Latest revision as of 15:32, 19 January 2010

Introduction

This page has been moved to the E-Science Twiki which can be found here. It was moved to allow easier editing of the requirements spreadsheets. This page remains here as a short summary of the various computing requirements of the main experiments at the Tier 1 site at RAL. Which is roughly correct as of January 2010.

ATLAS

You can download the ATLAS requirement model from here. The computing model was based on the slide produced by Graeme Stewart which can be found here. The input assumptions at the top of the document come from presentation made at the ATLAS Tier 1/2/3 Jamboree held on 13/10/09, the agenda can be found here. The current model does not take into account how the computing model may be "broken" in the first year, with early data.

The ATLAS computing model has been divided into 3 different activities; Data Export, Simulation, Re-processing.

  • Data Export: This includes RAL involvement in the entire ATLAS data distribution process. Under the current model RAL recieves 10% of the real RAW, ESD and AOD data directly from CERN. The RAW data will be archived to tape while the ESD and AOD will be stored on disk. It recieves an additional 10% of the ESD from other Tier 1s. It will also receive an entire copy of the AOD which will be distributed to the Tier 2 sites around the UK Cloud.
  • Simulation: This includes all Monte Carlo Simulation. This is a fairly complex process as the data has to be transferred between the Tier 2s in the UK Cloud and RAL during the process.
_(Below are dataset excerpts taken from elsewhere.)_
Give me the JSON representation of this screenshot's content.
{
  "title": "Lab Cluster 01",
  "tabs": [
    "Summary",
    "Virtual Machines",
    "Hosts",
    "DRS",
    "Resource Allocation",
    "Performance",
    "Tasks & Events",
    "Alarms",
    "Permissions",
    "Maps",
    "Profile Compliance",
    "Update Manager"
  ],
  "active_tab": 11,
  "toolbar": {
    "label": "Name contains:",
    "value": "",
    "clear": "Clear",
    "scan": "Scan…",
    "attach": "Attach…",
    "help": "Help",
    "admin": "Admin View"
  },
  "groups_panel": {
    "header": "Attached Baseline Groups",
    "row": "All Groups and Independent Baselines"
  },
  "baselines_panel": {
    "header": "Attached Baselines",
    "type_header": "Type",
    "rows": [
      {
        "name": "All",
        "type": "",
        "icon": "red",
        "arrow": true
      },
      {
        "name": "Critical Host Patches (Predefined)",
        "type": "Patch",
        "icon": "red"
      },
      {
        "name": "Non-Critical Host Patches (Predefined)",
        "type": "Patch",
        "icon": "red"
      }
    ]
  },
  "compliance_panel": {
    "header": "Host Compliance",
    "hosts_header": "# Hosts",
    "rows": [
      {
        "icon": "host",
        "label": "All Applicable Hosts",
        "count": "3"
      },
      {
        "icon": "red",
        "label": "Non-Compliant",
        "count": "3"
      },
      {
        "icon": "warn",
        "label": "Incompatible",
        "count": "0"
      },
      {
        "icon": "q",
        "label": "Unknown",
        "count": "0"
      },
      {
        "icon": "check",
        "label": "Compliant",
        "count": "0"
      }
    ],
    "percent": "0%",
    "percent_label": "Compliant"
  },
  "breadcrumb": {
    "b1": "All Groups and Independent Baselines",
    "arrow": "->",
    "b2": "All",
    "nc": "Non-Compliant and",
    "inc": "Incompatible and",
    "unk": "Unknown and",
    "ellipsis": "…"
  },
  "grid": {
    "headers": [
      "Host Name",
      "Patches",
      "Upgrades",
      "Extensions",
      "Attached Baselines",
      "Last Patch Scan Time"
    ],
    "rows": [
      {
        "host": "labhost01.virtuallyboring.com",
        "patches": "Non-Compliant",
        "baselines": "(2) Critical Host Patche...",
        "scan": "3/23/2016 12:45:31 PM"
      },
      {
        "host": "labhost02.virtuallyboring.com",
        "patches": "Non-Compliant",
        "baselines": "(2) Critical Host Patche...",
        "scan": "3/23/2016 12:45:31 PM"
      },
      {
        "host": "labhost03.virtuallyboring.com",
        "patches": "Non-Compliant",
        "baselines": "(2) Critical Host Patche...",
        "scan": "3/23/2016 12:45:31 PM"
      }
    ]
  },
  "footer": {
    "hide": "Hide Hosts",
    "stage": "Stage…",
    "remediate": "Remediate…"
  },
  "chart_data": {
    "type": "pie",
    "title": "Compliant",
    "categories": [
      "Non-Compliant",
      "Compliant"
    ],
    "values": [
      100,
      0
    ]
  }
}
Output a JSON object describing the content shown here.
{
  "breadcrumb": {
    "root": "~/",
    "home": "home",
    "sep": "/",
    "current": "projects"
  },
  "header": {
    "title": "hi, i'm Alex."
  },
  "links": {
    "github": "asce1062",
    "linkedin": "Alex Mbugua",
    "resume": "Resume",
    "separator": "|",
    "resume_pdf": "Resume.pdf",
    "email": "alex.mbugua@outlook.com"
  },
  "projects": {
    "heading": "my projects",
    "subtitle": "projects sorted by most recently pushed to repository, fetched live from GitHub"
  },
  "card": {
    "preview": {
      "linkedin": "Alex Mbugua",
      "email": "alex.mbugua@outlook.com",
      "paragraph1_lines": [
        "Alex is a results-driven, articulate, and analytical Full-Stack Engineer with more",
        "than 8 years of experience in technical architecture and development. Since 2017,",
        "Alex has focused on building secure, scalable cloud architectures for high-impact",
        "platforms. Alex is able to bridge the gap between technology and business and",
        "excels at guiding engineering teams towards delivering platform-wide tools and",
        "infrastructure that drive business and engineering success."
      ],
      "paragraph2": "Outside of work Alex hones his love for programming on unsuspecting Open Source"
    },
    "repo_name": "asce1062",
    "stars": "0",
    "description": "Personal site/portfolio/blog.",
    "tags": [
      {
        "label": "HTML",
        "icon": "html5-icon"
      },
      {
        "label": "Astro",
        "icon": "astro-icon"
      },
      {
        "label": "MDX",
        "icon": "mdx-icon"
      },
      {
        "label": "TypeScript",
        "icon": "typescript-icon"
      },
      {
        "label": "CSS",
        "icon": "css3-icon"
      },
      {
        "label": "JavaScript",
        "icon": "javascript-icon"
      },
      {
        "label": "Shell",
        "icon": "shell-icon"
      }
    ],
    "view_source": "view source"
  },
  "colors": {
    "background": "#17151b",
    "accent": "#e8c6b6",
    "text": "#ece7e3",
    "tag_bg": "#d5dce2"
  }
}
LArge number of small HITs files are produced at the Tier 2s which are then transferred to RAL to be merged and converted into ESD and AOD. These files are then stored on tape as well as being sent back out to the Tier 2s.
  • Re-processing: Re-processing is expected to happen 2-3 times a year. During re-processing the RAW data that is on tape will need to be run over again in order to produce new ESD and AOD. The ESD then needs to be copied to another Tier 1, while the AOD needs to be copied to all the other Tier 1s. RAL will also receive a similar amount of fdata from the other Tier 1s. The re-processing rate is expect to be significantly faster than the date taking rate.

CMS

The computing model was based on a presentation given on 18 Jun 2009 by M. C. Sawley (an earlier version of this presentation can be found here). All numbers in the spreadsheet in column D with a grey background are input parameters, which were obtained from the previously mentioned presentation and from a presentation given on 17 Sep 2009 by C. Grandi & D. Bonacorsi.

The CMS computing model spreadsheet has been divided into 4 different activities; Data Taking, AOD Sync, Re-processing, Simulation.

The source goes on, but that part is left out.